For all the talk about new politics since the end of the Cold War and new social interaction since the advent of the Internet, the most obvious fact about the current political landscape is the lack of activism, the smallness of demonstrations. Does anyone with any historical memory seriously believe that the GFC would have caused such a little stir in the ’70s or ’80s?
But, oh, there’s a few hundred people twittering their way into world history …
Arnold Freedman writes: Re. “Productivity needs a shot in the arm — why not a GST boost?” (yesterday, item 3). I would like to complain about Adam Creighton’s article of October 18 for gross hypocrisy in calling the Australian Senate economically illiterate. Arguing that the most pointless, economically damaging and regressive tax in Australia’s already pointless, economically damaging and regressive tax system should be extended and increased clearly makes this Creighton character the economic illiterate.
That a supposedly “independent” media outlet should give voice to such mean spirited, sadistic vested interests should give Crikey cause for self-reflection on the value of its integrity in the Australian media landscape. I would suggest offering a right-of-reply to someone of credible economic standing immediately. The likes of Bill Mitchell from the University of Newcastle or Frank Stilwell of the University of Sydney spring to mind.
Labor and Greens:
John Hunwick writes: Re. “Greens take the agenda because no one else wants it” (yesterday, item 14). Charles Richardson is right in his summary of the relationship between the Greens and Labor. It is obvious that Labor is hell bent on denying its own values and is being saved from doing so by the compassion and common sense of the Greens.
I therefore find it frightening that in every day discussion (on the ABC and elsewhere) there is always a Labor representative, a Liberal representative and yet no Green. Perhaps in the coming months it will gradually dawn on more and more people that Labor and Liberal are Tweedledum and Tweedledumber and the only real alternative is the Greens. Thank God they hold the balance of power in the federal Upper House for years to come.
The Bell decision:
Joshua Saunders writes: Re. “Power Shots: Nine changes story … Bell case lingo … Markson exposes …” (yesterday, item 15). Regarding the use of obscure words by Justice Owen in the Bell decision. I had the significant misfortune of summarising the decision for one of the legal journals, which required reading much of it. Most of the very obscure words appear only at the very start and the very end of the decision.

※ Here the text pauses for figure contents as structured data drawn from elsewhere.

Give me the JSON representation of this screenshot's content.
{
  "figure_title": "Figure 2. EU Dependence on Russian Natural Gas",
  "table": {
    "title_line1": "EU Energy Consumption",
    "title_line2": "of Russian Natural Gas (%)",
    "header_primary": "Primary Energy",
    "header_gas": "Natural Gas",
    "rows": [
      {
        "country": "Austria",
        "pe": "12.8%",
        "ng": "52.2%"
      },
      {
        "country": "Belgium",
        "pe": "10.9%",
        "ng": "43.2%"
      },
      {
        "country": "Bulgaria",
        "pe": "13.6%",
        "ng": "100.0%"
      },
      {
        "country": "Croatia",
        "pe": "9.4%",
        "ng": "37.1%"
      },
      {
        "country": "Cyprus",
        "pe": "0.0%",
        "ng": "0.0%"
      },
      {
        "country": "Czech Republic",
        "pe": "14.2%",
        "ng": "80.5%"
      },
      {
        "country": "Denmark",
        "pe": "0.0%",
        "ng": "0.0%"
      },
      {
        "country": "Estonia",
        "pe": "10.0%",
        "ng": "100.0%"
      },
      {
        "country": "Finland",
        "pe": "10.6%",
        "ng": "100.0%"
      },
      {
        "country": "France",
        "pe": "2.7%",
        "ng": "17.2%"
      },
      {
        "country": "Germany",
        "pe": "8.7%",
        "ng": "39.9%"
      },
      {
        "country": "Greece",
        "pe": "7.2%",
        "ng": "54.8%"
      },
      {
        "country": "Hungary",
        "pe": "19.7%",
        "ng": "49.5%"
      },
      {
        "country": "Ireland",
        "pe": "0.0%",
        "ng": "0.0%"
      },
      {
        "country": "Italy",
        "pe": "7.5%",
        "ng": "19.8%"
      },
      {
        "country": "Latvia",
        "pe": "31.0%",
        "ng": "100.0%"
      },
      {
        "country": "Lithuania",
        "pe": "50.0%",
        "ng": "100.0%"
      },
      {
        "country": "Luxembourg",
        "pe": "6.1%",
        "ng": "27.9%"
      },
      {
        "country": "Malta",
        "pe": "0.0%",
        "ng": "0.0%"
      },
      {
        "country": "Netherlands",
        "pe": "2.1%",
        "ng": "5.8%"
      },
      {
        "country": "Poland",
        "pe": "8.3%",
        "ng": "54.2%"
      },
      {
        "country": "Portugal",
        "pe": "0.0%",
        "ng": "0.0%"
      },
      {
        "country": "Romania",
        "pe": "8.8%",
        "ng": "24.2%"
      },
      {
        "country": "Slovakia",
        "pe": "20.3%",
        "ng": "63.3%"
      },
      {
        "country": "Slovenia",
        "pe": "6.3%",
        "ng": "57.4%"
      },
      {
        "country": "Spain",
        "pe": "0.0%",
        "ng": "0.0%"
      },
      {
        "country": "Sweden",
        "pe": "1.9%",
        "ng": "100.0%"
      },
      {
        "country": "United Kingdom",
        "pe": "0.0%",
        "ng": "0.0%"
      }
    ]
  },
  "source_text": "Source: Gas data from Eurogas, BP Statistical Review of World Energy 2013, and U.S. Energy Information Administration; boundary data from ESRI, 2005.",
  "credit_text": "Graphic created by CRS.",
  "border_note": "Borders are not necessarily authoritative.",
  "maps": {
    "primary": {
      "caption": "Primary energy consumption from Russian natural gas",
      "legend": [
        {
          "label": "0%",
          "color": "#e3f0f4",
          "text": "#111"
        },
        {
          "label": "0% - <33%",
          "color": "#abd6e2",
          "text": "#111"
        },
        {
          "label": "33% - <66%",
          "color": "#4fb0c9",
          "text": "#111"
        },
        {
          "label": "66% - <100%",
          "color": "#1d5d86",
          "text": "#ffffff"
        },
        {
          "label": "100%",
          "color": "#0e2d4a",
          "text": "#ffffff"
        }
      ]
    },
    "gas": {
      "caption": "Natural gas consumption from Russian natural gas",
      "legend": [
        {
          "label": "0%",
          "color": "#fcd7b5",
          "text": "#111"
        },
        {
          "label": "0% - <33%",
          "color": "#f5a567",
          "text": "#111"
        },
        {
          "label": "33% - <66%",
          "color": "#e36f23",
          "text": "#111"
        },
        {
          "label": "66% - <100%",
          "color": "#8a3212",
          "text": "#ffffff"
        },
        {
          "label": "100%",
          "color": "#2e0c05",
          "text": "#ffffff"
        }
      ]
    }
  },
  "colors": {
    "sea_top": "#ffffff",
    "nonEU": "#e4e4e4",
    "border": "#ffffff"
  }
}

Owen J explained this practice thus:
“The monotony of reading, writing (and arithmetic) was ameliorated a little by sporadic resort to literary and other fanciful references and by an occasional (and admittedly mischievous) tendency to a sesquipedalian style …”
Most of the 3000-plus pages are actually very well written. Owen J came to the final hearing in Bell immediately after finishing off the HIH Royal Commission. His Honour’s mild self-indulgence was, in the circumstances, understandable!